The protests have been led by a group called Hefajat-e-Islam, which set the government a deadline of 5 May to introduce a new blasphemy law. It also demanded that pledges to Allah are reinstated in the constitution, women are banned from mixing freely with men, and that Islamic education is mandatory.
But the government of Bangladesh, a secular country with a majority Muslim population, has refused to bow to Islamist demands. Critics say that enacting their demands would amount to the “Talibanisation” of the country.
By Monday afternoon, Ahmad Shafi, the chief of Hefajat, had been forced to leave his office in Dhaka, and was reportedly seeking to fly to the city of Chittagong, according to local media.
However, fears have been raised over the government’s handling of the crisis. Diganta Television, a pro-opposition station, said that government officials had come and switched them off the air.
The city has also ground to a halt due to a half-day transport strike being called to protest against the death of a transport worker.
This year, 100 people have been killed in violence related to political protests, mainly pitting security forces against Islamic activists.
“This Government does not have faith in Allah.” Hefajat-e-Islam
Bangladesh has been rocked by protests and counter-protests since January, when a tribunal set up by the government to investigate abuses during a 1971 war of independence from Pakistan sentenced to death in absentia a leader of the main Muslim party, the Jamaat-e-Islami.

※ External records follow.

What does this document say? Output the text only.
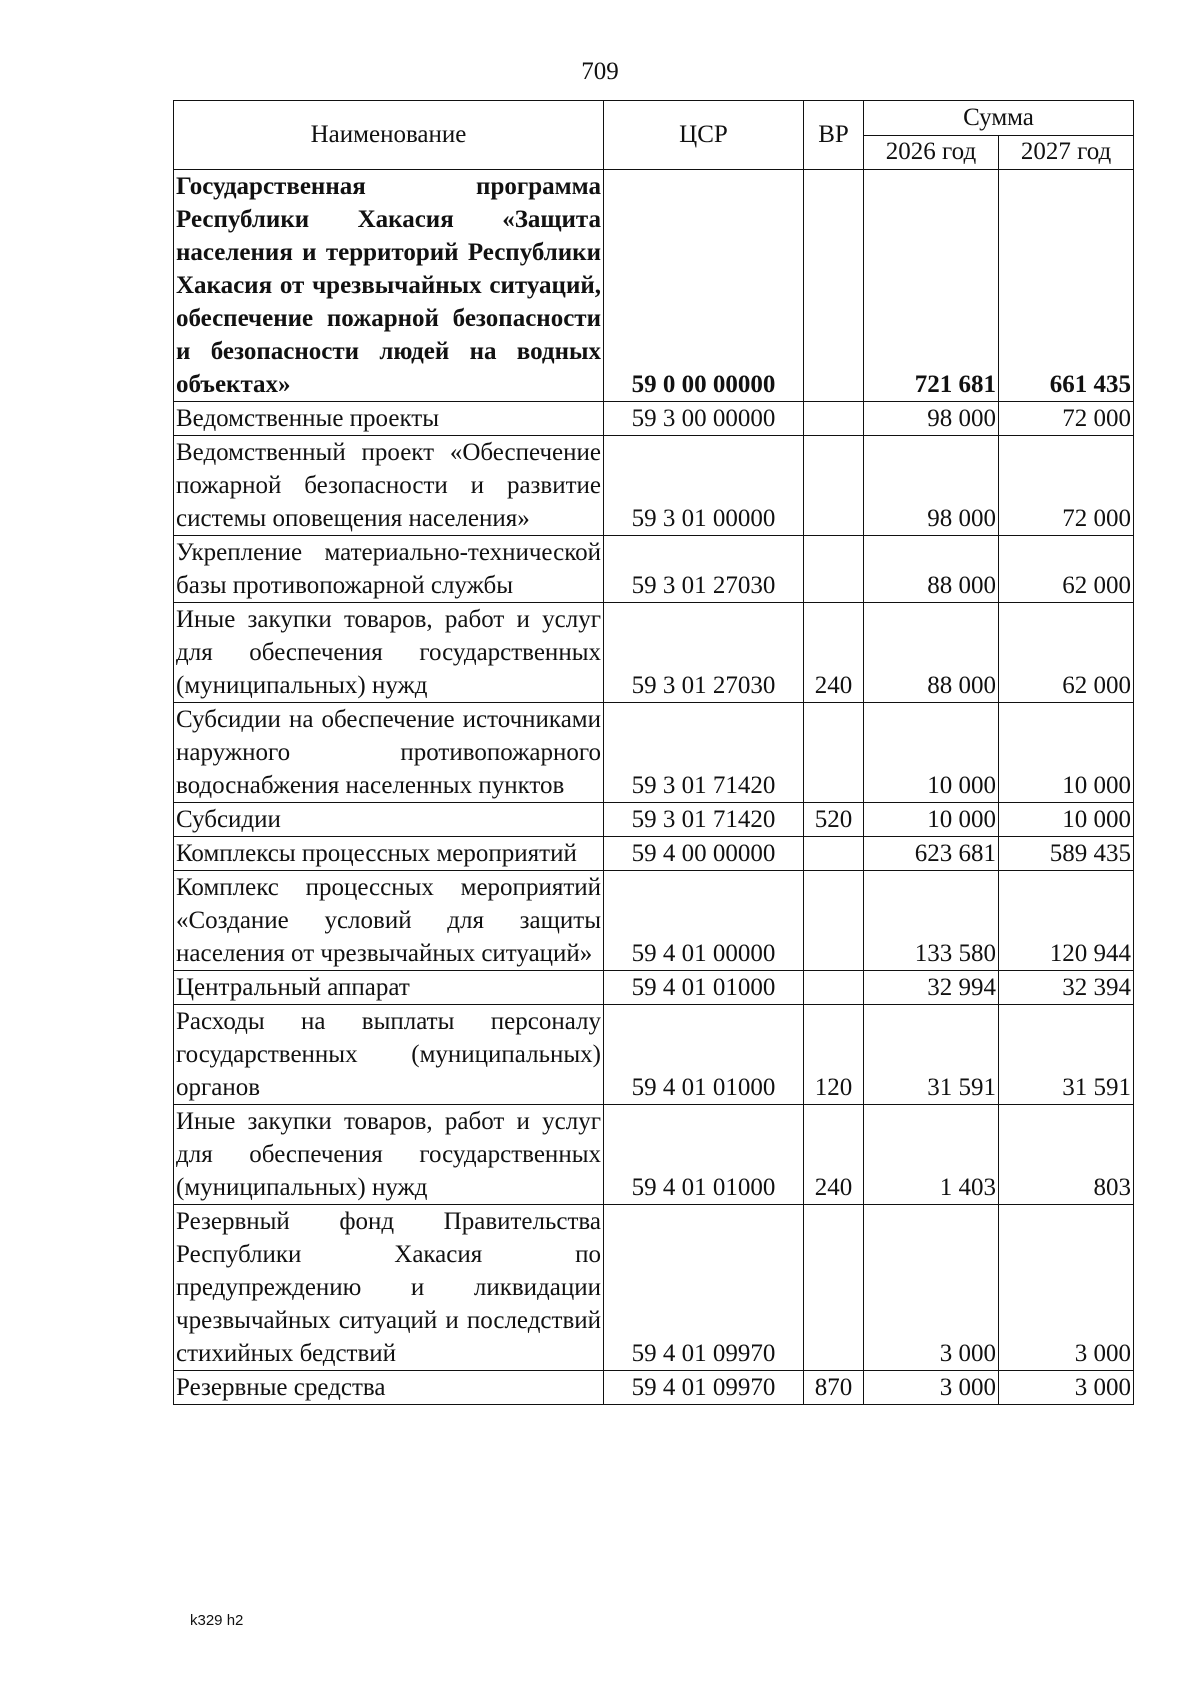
709
Наименование	ЦСР	ВР	Сумма	
			2026 год	2027 год
Государственная программа Республики Хакасия «Защита населения и территорий Республики Хакасия от чрезвычайных ситуаций, обеспечение пожарной безопасности и безопасности людей на водных объектах»	59 0 00 00000		721 681	661 435
Ведомственные проекты	59 3 00 00000		98 000	72 000
Ведомственный проект «Обеспечение пожарной безопасности и развитие системы оповещения населения»	59 3 01 00000		98 000	72 000
Укрепление материально-технической базы противопожарной службы	59 3 01 27030		88 000	62 000
Иные закупки товаров, работ и услуг для обеспечения государственных (муниципальных) нужд	59 3 01 27030	240	88 000	62 000
Субсидии на обеспечение источниками наружного противопожарного водоснабжения населенных пунктов	59 3 01 71420		10 000	10 000
Субсидии	59 3 01 71420	520	10 000	10 000
Комплексы процессных мероприятий	59 4 00 00000		623 681	589 435
Комплекс процессных мероприятий «Создание условий для защиты населения от чрезвычайных ситуаций»	59 4 01 00000		133 580	120 944
Центральный аппарат	59 4 01 01000		32 994	32 394
Расходы на выплаты персоналу государственных (муниципальных) органов	59 4 01 01000	120	31 591	31 591
Иные закупки товаров, работ и услуг для обеспечения государственных (муниципальных) нужд	59 4 01 01000	240	1 403	803
Резервный фонд Правительства Республики Хакасия по предупреждению и ликвидации чрезвычайных ситуаций и последствий стихийных бедствий	59 4 01 09970		3 000	3 000
Резервные средства	59 4 01 09970	870	3 000	3 000
k329 h2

Jamaat opposed Bangladeshi independence from Pakistan in the war but denies accusations that some of its leaders committed murder, rape and torture during the conflict.
The Hefajat-e-Islam emerged from the protests over the tribunal, and have been accused of acting as a front for Jamaat supporters.
The clashes come as Bangladesh continues to deal with the aftermath of the devastating collapse of an eight-story factory building in Dhaka last month. The death toll from the collapse has reached 645.
Although the events are not related, protests led by the Islamist group Hefajat-e-Islam have re-emerged for the first time since the disaster, and are a sign that long-standing political grievances are unlikely to subside.